Carlton McCarthy continues with his description of life in the Army of Northern Virginia.
The camp chest soon vanished. The brigadiers and major generals, even, found them too troublesome, and so they were left entirely to the quartermasters and commissaries. One skillet and a couple of frying pans, a bag for flour or meal, another bag for salt, sugar, and coffee, divided by a knot tied between served the purpose as well. The skillet passed from mess to mess. Each mess generally owned a frying pan, but often one served a company. The oil-cloth was found to be as good as the wooden tray for making up the dough. The water bucket held its own to the last!
Tents were rarely seen. All the poetry about the "tented field' died. Two men slept together, each having a blanket and an oil-cloth; one oil-cloth went next to the ground. The two laid on this, covered themselves with two blankets, protected from the rain with the second oil-cloth on top, and slept very comfortably through rain, snow or hail, as it might be.
Very little money was seen in camp.
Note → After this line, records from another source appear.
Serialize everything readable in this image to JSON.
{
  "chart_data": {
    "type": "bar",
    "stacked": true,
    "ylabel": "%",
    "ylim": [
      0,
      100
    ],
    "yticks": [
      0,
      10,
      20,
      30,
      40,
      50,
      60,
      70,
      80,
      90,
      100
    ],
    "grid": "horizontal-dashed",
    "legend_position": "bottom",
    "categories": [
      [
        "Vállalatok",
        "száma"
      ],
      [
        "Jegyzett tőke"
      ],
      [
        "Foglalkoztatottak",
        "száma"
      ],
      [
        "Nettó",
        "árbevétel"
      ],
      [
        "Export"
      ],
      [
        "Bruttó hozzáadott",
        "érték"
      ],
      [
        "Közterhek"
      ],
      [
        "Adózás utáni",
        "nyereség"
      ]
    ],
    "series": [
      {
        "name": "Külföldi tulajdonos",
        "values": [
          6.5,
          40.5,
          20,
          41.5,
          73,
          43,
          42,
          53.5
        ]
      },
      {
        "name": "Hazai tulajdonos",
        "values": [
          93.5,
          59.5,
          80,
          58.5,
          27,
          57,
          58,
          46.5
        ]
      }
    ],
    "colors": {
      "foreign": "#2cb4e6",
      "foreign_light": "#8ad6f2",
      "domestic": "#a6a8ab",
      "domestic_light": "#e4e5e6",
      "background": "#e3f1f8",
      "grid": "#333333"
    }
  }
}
The men did not expect, did not care for, or often get any pay, and they were not willing to deprive the old folks at home their little supply, so they learned to do without any money.
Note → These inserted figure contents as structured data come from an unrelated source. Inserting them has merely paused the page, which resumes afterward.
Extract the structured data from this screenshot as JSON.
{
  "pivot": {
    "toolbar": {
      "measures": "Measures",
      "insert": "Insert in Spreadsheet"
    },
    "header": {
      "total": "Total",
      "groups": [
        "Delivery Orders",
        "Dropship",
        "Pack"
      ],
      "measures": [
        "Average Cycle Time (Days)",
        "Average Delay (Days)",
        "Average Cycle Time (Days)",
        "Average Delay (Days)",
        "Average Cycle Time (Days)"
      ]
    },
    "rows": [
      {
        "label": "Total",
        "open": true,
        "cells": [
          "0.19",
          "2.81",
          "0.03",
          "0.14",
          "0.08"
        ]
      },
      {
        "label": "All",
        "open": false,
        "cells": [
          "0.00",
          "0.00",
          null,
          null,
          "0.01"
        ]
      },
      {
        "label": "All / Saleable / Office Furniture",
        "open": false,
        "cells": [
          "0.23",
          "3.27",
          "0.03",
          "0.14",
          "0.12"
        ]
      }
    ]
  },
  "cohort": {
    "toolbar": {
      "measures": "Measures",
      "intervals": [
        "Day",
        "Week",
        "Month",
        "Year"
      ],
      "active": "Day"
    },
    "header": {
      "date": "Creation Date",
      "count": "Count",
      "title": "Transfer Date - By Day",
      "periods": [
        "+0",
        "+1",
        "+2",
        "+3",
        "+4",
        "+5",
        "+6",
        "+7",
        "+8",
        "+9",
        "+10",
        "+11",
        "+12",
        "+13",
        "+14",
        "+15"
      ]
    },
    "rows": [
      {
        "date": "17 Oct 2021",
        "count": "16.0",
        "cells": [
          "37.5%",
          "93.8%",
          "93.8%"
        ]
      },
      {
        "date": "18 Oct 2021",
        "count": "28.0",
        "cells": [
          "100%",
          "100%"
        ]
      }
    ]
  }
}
When rations got short and were getting shorter, it became necessary to dismiss the darkey servants. Some, however, became company servants, instead of private institutions, and held out faithfully to the end, cooking the rations away in the rear, and at the risk of life carrying them to the line of battle to their "young mahsters."
Reduced to the minimum, the private soldier consisted of one man, one hat, one jacket, one shirt, one pair of pants, one pair of drawers, one pair of shoes, and one pair of socks. His baggage was one blanket, and one haversack. The haversack generally contained smoking tobacco and a pipe, and a small piece of soap, with temporary additions of apple, persimmons, blackberries, and such other commodities as he could pick up on the march.
The company property consisted of two or three skillets and frying pans, which were sometimes carried in the wagon, but oftener in the hands of the soldiers. The infantry men generally preferred to stick the handle of the frying pan in the barrel of the musket, and so carry it.